There *is* a workaround for non-tagged widescreen if you use and RW disk and add your computer to the mix.

1. Leave the HDTiVo set to 16:9 and record as normal to and RW disk.

2. Read the squished video into Womble Mpeg Video Wizard on your PC. You can use this to quickly edit out commercials etc if necessary.

3. Export the video, but manually set the tag to 16:9.

4. Author and Burn the resultant video with any decent programs that are widescreen aware.

MVW streams the unedited mpeg file with no re-encoding, so the process is very fast. Changing the format tag takes no *real* time at all.

I know it adds more steps to your current simple process, but the final result is an anamorphic widescreen disc. No real difference to a 4:3 set, but better resolution for a 16:9 set.


----------



## dirk1843 (Jul 7, 2003)

Since we are talking about this kind of stuff...............

In theory, should an ucompressed full bandwidth SD (480i) picture look as good as an HD one DOWNREZZED to 480i??


----------



## rockon1 (Dec 15, 2005)

misterdk said:


> I just brought home my new DVD recorder. I went for the L/G LRY-517. I read some favorable reviews on the unit and it seems to have just about all the currently available bells and whistles. I'll let the Forum know how it performs for me. Another comment....and I'm probably not the first to say it, but, I'm pretty disappointed in the HD picture quality. It is not "stunningly vibrant beyond my wildest expectations..." or words to that effect. But I'll give it time. I'm using the Hughes HR10-250 HDDVR with a Phillips 37" HD LCD TV. I connect the DVR to TV via the HDMI cable and I'm using a digital optical audio cable into my Yamaha HTR-5740 receiver.

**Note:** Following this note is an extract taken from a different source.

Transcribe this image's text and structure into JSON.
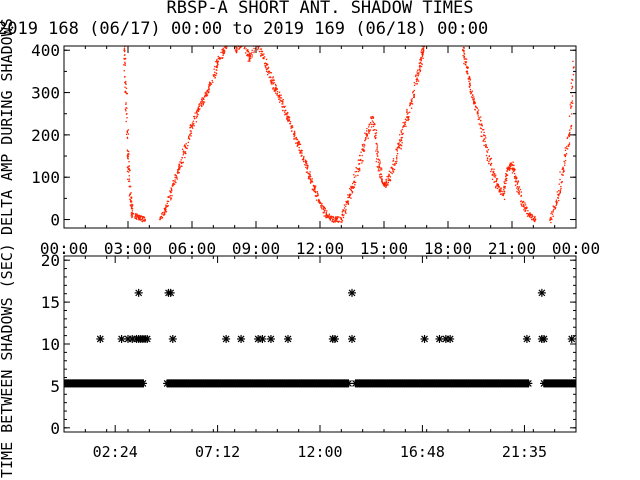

I'd like to hear other opinions about the HD quality that you are receiving. I didn't really expect "night and day" difference but I was hoping.......
> Thanks for the tips and comments.


 I also find that I get a better picture through component than HDMI, weather thats because of my tv's HDMI input or the 10-250 output, I don't know, I would lean towards the 10-250. Tv is a mitsubishi DLP.


----------



## gohawks63 (Apr 23, 2005)

misterdk said:


> Thanks for the responses guys. Yeah, I was reading the manual (shocking, I know) last night and Lo and Behold on page 81 it says, "just connect a DVD recorder instead of a vcr and use the save to vcr procedure.......". Needless to say I was shocked. It remains to be seen if it really works as claimed. Does it matter if you use -R or +R blank disks, anybody know?


I have done this many times. I have a Sony RDRVX515 (DVD/VHS combo) connected to the H10-250. It works flawlessly. Just remember to set your resolution on the H10 back down to 480i, otherwise you won't get any output.


----------



## kimsan (Jan 23, 2002)

dirk1843 said:


> Since we are talking about this kind of stuff...............
> 
> In theory, should an ucompressed full bandwidth SD (480i) picture look as good as an HD one DOWNREZZED to 480i??


In theory, full SD *should* actually be better than down-rezzed HD due to fewer conversions and the like. In practice (in my experience), down-rezzed HD looks better in most cases. Maybe it's due to the initial filming techniques and attention to detail.

YMMV


----------



## dirk1843 (Jul 7, 2003)

So to see what we have been missing all these years thanks to ALL providers, just set any HD channel to 480i and see what we should be getting. Hard to believe.


----------